Guerre ouverte au FLN

Après le départ du gouvernement des ministres FLN pro-Benflis, jeudi, puis l’élection de ce dernier comme candidat FLN aux prochaines Présidentielles, nul ne sait où les affrontements au sein de l’ancien parti unique vont mener. Lundi, le conflit entre les partisans du Président Bouteflika et ceux d’Ali Benflis s’invitait à l’Assemblée nationale.

La guerre est ouverte au sein du Front de libération nationale (FLN) entre les partisans du Président Abdelaziz Bouteflika et ceux de l’ancien Premier ministre et Secrétaire général du parti, Ali Benflis. Depuis le limogeage par Bouteflika de son encombrant Premier ministre, le 5 mai dernier, les deux hommes se disputent la mainmise sur l’ancien parti unique en vue des élections présidentielles prévues le printemps prochain. Un affrontement qui, jusque là, n’avait pas créé de remous au sein des institutions politiques. Mais depuis mardi, le conflit partisan s’est transformé en crise politique, lorsqu’une décision de justice initiée par les pro-Bouteflika a interdit la tenue du Congrès extraordinaire du parti. En réponse, le FLN a décidé de retirer ses ministres du gouvernement. Tout en maintenant le Congrès. Vendredi, le Comité central du FLN a fait de Benflis son candidat unique pour les Présidentielles. Le Président Bouteflika, qui n’a pas encore manifesté son intention de solliciter un second mandat, pourrait se retrouver seul. Mais ses partisans n’ont pas dit leur dernier mot.

« Un non événement »

Le congrès du 3 octobre est « un non événement… C’est une simple réunion de militants et une infraction à la justice », explique Abdelaziz Belkhadem. Ce dernier a pris la tête du « mouvement de redressement du FLN », au sein duquel se sont réunis tous les pro-Bouteflika. Le non événement va tout de même les amener, selon Liberté, à demander le gel des avoirs de leur propre parti, majoritairement aux mains d’Ali Benflis. Tout en continuant à préparer leur congrès bis.
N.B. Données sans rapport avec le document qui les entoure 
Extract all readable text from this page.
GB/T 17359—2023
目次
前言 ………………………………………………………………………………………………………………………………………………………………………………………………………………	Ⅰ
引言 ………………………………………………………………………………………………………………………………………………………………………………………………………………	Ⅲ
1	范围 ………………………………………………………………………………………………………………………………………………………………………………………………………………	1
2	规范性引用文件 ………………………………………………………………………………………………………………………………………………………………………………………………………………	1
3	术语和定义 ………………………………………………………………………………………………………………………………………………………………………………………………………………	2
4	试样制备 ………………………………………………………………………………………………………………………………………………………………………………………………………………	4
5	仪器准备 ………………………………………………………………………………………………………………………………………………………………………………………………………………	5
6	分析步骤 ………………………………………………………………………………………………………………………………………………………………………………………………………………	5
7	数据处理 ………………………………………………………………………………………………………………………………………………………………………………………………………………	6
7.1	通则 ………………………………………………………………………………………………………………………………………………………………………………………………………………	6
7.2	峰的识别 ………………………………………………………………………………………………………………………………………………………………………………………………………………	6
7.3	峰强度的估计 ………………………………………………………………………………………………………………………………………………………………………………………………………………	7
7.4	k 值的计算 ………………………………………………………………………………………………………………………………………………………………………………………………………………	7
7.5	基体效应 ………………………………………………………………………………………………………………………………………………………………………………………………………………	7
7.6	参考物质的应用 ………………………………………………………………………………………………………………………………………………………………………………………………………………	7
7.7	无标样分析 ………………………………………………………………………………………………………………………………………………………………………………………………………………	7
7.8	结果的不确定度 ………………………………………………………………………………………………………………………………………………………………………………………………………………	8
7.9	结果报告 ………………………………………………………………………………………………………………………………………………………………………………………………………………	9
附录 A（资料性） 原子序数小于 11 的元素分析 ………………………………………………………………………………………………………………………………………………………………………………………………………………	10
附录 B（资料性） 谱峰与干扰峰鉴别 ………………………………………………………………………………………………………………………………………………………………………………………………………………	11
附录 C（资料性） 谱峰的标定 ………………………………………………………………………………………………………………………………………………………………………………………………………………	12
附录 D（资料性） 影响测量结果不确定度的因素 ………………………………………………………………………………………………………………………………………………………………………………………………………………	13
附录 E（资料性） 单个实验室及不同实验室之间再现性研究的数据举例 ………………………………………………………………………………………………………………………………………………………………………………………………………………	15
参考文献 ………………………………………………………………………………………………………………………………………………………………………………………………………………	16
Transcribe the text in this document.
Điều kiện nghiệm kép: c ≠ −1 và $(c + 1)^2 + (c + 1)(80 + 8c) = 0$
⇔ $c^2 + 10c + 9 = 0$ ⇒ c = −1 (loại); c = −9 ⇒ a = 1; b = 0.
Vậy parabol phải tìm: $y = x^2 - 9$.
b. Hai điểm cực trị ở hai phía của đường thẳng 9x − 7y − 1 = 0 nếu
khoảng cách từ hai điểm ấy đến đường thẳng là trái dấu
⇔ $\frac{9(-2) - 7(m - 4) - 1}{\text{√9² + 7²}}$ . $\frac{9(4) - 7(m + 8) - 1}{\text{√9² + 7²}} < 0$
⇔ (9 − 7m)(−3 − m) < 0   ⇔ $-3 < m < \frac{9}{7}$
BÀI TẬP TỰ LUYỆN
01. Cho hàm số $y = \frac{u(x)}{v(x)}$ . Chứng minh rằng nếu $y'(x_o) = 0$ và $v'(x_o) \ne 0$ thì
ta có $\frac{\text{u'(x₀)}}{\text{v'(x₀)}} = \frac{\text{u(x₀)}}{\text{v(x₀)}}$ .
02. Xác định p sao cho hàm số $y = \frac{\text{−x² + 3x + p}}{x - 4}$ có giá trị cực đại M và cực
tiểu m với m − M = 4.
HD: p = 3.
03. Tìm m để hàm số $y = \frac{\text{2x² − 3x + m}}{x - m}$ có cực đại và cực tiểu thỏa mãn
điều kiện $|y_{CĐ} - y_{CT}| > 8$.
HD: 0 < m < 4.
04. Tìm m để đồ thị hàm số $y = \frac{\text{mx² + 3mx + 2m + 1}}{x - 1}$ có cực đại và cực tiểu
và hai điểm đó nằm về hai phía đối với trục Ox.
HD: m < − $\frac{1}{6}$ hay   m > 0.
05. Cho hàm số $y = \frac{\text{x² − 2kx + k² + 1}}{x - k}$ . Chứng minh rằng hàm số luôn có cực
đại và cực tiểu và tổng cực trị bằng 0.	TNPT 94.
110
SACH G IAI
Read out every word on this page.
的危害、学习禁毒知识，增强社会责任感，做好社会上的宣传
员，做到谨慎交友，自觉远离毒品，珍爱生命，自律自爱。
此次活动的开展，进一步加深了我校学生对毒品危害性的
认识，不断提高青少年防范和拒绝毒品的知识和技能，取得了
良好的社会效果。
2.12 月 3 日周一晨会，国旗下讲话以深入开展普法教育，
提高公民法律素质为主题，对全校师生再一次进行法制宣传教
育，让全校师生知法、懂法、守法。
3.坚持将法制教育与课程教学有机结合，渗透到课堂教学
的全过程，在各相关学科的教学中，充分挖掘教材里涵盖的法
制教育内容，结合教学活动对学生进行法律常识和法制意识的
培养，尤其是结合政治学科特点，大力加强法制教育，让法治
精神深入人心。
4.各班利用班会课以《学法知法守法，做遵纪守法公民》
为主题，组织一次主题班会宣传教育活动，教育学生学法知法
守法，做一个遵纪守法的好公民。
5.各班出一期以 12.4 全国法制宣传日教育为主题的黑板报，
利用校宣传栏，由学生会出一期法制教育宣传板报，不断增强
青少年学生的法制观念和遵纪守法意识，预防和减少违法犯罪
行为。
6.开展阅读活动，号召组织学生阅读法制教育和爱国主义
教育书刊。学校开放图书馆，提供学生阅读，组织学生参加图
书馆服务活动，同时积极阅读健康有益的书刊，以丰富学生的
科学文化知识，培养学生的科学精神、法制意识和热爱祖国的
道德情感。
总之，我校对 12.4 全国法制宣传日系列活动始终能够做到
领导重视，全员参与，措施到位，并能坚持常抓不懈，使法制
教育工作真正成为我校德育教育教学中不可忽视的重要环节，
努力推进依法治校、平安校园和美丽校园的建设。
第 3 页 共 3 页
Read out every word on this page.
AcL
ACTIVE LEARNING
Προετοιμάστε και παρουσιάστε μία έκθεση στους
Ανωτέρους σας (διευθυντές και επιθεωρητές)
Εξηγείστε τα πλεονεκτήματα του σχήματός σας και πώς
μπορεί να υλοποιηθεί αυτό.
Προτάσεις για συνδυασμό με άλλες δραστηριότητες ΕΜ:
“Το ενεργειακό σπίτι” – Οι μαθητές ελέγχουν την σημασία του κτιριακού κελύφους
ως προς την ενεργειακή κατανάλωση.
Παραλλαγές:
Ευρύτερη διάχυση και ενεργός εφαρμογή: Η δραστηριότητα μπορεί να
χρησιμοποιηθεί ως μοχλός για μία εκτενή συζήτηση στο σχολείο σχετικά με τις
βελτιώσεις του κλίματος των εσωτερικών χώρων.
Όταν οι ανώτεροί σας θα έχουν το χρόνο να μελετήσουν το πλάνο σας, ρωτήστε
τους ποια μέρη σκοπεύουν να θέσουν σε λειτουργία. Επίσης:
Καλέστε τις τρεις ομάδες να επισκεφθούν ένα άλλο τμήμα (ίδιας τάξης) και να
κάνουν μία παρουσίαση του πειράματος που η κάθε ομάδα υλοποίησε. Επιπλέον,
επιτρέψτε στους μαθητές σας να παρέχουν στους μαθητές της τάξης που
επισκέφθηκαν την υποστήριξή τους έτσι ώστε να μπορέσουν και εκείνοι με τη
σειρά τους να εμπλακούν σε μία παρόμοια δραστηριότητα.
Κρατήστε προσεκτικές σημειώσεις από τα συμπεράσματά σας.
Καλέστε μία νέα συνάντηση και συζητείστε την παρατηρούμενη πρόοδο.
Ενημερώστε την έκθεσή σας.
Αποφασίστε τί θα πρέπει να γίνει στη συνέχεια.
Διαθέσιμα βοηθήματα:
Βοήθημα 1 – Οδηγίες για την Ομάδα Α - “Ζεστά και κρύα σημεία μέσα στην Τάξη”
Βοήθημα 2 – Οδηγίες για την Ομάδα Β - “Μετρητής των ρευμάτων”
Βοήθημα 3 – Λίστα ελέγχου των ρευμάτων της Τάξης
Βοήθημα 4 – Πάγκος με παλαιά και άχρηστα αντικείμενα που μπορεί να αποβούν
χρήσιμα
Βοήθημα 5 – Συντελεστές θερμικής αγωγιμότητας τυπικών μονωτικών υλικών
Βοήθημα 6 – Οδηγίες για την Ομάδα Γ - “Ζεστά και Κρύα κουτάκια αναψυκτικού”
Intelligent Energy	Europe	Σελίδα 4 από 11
Dès le 15 septembre, Abdelaziz Belkhadem s’était occupé d’envoyer une missive aux députés FLN, majoritaires à l’Assemblée nationale, leur demandant de voter les textes et décrets qui leur seraient soumis. Sa crainte est encore plus à l’ordre du jour, alors que se déroule lundi la première réunion plénière du Parlement depuis la crise ouverte. Mais le FLN courant Benflis, selon son porte-parole, ne prendra pas le risque de causer une crise institutionnelle : ni en se retirant de l’Assemblée, ni en bloquant les textes qui lui seront présentés. L’initiative de dissoudre l’Assemblée nationale est ainsi laissée au Président Bouteflika.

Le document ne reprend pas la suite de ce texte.